The one-year renovation of Foster Auditorium cost $15 million, said Tim Leopard, the University’s assistant vice president for construction.

Leopard said the University and the Athletics Department both funded the project.

“The building needed work, and it was old and the mechanics and electrics were in bad shape and needed to be replaced,” he said.

Leopard said it was much more cost efficient to renovate the building than to try to repair the current problems.

The concrete frame and external visage are unchanged, Leopard said.

The renovation included new widows, a new roof, a 12,000-square-foot addition, new mechanics, new flooring, new scoreboards and updated offices.

The addition includes a new training room, public restrooms and visitor locker rooms.

Foster Auditorium will be the new home of women’s basketball and volleyball games.

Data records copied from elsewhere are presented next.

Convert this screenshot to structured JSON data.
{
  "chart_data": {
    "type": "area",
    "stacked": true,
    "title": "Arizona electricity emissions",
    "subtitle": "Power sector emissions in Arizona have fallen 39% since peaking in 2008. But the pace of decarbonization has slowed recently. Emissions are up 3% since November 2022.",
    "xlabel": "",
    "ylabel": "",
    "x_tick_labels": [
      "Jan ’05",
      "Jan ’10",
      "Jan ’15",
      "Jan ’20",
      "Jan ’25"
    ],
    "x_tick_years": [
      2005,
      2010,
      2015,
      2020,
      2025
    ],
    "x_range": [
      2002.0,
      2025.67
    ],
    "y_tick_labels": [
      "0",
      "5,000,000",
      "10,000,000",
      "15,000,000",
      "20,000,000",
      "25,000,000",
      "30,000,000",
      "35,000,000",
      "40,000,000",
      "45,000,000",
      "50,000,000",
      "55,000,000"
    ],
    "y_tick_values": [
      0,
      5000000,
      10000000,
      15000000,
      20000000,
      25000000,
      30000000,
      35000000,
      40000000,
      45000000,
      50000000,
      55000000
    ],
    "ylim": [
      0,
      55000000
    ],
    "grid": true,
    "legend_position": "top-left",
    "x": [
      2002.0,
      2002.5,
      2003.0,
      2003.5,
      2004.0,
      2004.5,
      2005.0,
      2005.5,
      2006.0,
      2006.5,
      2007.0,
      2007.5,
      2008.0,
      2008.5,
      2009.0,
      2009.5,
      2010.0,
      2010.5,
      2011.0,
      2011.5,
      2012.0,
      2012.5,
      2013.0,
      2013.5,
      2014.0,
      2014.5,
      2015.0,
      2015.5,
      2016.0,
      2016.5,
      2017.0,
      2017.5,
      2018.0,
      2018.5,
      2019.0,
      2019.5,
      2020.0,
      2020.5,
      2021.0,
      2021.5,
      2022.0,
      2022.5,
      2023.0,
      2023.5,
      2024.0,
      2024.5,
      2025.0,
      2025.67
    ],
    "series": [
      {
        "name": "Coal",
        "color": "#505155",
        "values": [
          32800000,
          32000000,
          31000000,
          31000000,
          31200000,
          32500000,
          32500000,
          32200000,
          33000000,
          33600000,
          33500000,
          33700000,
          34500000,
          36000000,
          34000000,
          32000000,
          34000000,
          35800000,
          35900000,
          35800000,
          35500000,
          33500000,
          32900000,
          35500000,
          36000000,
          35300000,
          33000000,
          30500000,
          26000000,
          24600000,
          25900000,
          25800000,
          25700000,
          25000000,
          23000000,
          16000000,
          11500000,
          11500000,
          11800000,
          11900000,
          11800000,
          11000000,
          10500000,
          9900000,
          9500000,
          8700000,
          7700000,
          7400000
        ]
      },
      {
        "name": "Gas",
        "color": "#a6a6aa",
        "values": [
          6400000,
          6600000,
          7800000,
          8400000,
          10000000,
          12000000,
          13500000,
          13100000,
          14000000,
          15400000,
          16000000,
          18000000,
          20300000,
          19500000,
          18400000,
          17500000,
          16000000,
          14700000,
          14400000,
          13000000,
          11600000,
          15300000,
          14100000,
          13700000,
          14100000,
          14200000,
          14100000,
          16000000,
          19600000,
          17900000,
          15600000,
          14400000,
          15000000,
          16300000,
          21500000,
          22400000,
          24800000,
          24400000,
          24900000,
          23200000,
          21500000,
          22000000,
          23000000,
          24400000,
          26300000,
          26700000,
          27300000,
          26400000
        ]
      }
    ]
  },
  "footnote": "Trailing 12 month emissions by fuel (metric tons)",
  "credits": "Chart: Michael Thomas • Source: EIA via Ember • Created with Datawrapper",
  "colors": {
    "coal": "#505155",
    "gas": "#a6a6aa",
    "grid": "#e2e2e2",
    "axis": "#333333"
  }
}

“The biggest challenge of the whole thing was the schedule,” Leopard said. “We had to coordinate with the men’s renovations that were taking place at Coleman Coliseum and that schedule dictated when this building would be complete,” he said.

Cathy Andreen, UA spokeswoman, said Foster is a historic building.

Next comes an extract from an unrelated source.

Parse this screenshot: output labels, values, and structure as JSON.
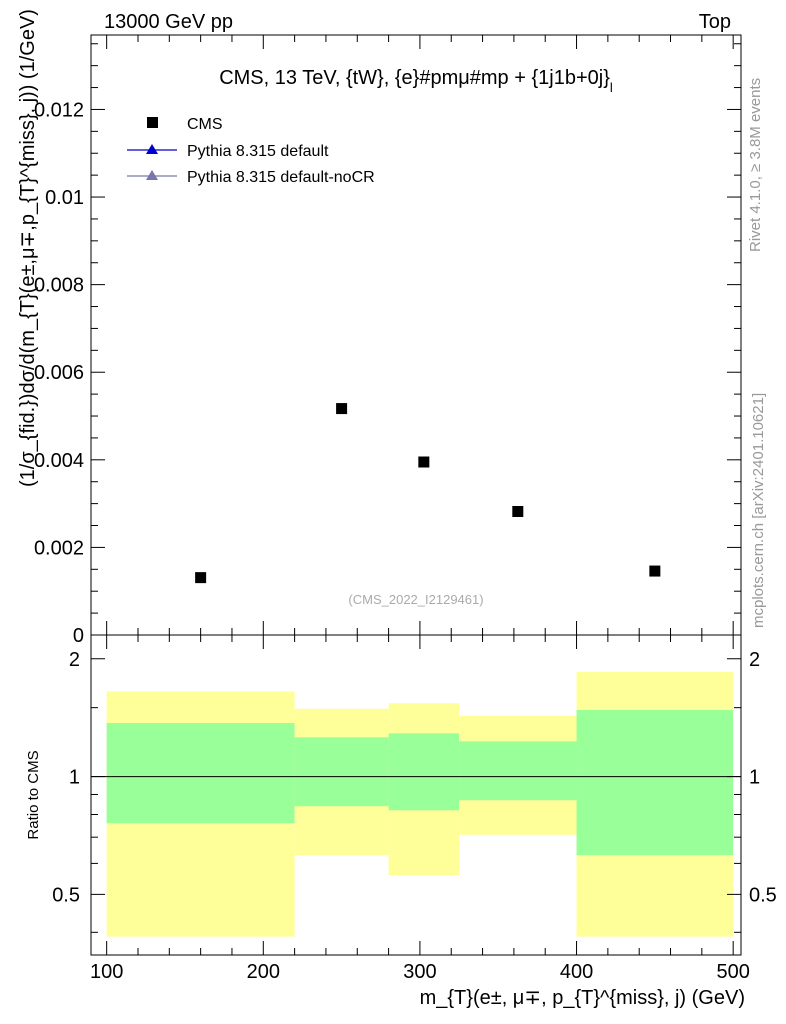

“We were able to renovate Foster without changing the way it looks,” she said.

Students said they are happy about the renovation, but even happier the visage of the building hasn’t changed.

“This building has been significantly important throughout our history in the South, and our history here on campus,” said Harris Major, a freshman majoring in history. “I think it’s great the University can update the building without changing its meaning.”

Major said he doesn’t believe in changing history through construction.

“If the University did change the physical outside of the building, they would be changing history,” he said. ‘”I think it’s great that we can still walk by Foster and have the same respect for what happened on its steps.”

Sarah Howell, a sophomore majoring in public relations, said she is glad the University is spending money on women’s athletics.

“I am so glad to see the University spending a significant amount of money on updating women’s facilities,” she said. “ I am even happier to see that the University isn’t destroying Foster, but embracing the importance of the historical site.”